Lee was questioned for about three hours at an unidentified location in Seoul over claims that he was involved in a 2001 stock manipulation case, Yonhap news agency said.
Lee "answered (questions) in detail in a sincere manner," Kim Hak-geun, an official at the special prosecutor's office in Seoul, told reporters according to the report.
Officials at Lee's offices and the special prosecutor's office could not immediately be reached for comment on the report.
The unprecedented investigation of a president-elect was prompted by accusations — made by Lee's liberal rivals — that Lee was directly involved with an investment firm at the center of an alleged stock manipulation case.
Lee, a former chief executive officer of Hyundai Engineering and Construction, has flatly denied the allegations and has pledged to abandon the presidency if he is found to have been involved.
In December, state prosecutors cleared Lee of wrongdoing while indicting his Korean-American former business partner, who was extradited from the U.S. for allegedly spreading false information to boost stock prices and for fleeing with millions of dollars in ill-gotten gains.
Liberals in South Korea's parliament, however, accused the prosecution of bias and passed a bill two days before December's presidential vote calling for an independent counsel investigation. They also released a 2000 video showing Lee bragging in a speech that he founded the firm involved.
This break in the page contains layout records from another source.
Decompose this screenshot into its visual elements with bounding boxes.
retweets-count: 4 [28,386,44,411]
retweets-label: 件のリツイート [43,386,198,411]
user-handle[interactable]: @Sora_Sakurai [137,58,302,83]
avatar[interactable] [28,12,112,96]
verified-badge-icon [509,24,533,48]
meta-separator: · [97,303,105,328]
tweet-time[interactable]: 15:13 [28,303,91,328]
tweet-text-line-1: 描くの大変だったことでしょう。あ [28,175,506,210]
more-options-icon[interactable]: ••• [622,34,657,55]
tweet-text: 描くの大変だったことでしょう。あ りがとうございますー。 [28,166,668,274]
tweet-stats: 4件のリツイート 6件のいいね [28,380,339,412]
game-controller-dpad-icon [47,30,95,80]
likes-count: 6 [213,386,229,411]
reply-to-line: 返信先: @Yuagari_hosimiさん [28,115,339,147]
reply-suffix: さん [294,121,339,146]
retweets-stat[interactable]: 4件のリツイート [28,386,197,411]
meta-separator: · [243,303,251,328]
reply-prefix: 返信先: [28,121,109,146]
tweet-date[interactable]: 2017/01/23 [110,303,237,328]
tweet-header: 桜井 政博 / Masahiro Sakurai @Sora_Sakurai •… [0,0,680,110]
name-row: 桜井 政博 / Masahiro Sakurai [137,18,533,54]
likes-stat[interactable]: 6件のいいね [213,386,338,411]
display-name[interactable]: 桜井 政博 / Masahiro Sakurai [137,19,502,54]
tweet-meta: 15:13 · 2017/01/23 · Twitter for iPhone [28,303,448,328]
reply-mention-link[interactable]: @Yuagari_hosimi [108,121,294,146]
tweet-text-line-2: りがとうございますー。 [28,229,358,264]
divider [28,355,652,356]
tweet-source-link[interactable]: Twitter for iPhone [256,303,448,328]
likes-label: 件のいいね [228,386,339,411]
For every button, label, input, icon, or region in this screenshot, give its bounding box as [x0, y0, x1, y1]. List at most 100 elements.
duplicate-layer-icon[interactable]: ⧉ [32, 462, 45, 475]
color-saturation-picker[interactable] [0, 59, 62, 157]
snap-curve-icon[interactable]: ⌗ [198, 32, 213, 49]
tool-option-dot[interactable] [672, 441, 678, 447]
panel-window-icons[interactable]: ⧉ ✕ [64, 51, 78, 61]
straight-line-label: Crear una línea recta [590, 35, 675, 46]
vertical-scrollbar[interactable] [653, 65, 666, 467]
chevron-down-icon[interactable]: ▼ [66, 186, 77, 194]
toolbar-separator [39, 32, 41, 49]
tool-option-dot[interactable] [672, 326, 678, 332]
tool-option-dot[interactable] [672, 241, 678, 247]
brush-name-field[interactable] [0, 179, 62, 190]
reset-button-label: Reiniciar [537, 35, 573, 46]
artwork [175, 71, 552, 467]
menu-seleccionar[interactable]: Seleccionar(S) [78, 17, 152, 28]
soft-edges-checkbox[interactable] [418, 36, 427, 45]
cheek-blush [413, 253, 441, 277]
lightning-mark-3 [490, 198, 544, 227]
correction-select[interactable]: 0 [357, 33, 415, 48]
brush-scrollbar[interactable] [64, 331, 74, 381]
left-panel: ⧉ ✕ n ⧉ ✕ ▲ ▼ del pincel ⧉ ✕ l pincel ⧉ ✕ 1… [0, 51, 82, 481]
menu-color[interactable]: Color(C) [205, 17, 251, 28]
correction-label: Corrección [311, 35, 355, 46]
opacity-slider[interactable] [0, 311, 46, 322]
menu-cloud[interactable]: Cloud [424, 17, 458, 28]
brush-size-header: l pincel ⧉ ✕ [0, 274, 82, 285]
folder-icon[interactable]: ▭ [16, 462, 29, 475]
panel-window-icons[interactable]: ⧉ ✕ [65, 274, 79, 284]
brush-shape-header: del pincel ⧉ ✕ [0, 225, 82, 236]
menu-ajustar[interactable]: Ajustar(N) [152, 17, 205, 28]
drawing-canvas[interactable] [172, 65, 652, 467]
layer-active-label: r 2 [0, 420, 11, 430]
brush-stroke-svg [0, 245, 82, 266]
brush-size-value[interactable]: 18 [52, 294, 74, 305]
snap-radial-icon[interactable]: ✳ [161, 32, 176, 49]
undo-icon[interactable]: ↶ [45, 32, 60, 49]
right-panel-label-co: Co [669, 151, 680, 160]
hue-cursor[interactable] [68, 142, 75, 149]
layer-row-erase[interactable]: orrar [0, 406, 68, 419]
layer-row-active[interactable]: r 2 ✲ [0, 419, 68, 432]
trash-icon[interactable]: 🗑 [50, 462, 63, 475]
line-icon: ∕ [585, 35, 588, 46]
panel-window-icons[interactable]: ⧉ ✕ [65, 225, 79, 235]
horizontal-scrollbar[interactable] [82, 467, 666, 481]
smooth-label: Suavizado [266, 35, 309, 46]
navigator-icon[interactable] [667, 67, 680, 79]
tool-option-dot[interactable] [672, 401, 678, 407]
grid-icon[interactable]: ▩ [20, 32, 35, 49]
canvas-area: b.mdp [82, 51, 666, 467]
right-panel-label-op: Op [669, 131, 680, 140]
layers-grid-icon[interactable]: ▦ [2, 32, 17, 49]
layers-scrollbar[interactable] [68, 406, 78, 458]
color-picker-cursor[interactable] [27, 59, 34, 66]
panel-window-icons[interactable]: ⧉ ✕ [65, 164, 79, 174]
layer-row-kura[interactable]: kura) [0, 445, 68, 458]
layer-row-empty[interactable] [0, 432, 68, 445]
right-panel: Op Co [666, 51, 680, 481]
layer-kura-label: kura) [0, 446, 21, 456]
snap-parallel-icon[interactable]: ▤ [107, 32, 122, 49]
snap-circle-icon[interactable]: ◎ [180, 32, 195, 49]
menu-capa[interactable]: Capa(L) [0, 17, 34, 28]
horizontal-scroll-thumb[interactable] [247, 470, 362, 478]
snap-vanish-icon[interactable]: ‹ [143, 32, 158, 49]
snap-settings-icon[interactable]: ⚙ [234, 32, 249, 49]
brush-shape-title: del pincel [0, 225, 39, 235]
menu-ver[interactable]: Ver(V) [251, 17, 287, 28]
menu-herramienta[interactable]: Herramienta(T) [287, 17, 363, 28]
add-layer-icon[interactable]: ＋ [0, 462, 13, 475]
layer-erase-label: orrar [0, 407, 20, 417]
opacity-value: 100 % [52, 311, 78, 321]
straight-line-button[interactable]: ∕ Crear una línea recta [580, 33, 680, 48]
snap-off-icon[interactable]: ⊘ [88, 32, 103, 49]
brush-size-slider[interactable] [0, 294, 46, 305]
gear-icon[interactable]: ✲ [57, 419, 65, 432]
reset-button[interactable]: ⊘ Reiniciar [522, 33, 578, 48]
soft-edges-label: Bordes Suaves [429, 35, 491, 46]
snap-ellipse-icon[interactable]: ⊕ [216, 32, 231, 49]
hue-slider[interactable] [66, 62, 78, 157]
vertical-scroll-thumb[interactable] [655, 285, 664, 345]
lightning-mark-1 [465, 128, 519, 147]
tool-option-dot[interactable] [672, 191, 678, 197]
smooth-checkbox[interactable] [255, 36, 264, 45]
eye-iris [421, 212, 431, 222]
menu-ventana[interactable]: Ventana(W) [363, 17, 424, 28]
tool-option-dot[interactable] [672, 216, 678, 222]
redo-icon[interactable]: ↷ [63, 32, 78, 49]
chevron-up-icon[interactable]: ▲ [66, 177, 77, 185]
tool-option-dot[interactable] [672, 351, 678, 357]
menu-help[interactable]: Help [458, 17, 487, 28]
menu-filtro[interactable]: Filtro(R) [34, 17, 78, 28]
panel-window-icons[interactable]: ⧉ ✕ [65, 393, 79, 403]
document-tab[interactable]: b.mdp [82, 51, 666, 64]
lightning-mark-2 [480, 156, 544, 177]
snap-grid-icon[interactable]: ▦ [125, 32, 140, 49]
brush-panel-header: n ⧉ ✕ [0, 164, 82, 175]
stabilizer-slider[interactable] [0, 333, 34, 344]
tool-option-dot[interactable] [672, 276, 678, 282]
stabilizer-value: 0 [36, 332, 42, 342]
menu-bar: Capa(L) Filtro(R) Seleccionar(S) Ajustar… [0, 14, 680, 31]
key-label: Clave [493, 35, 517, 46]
Lee said the comments were taken out of context.
Under the bill approved by outgoing President Roh Moo-hyun, the special prosecutor has until Feb. 23 to investigate the case — a deadline that falls two days before Lee's inauguration.
It is widely believed that the probe will not lead to any punishment for Lee because the constitution grants sitting presidents immunity from criminal lawsuits, unless they are accused of serious crimes such as treason.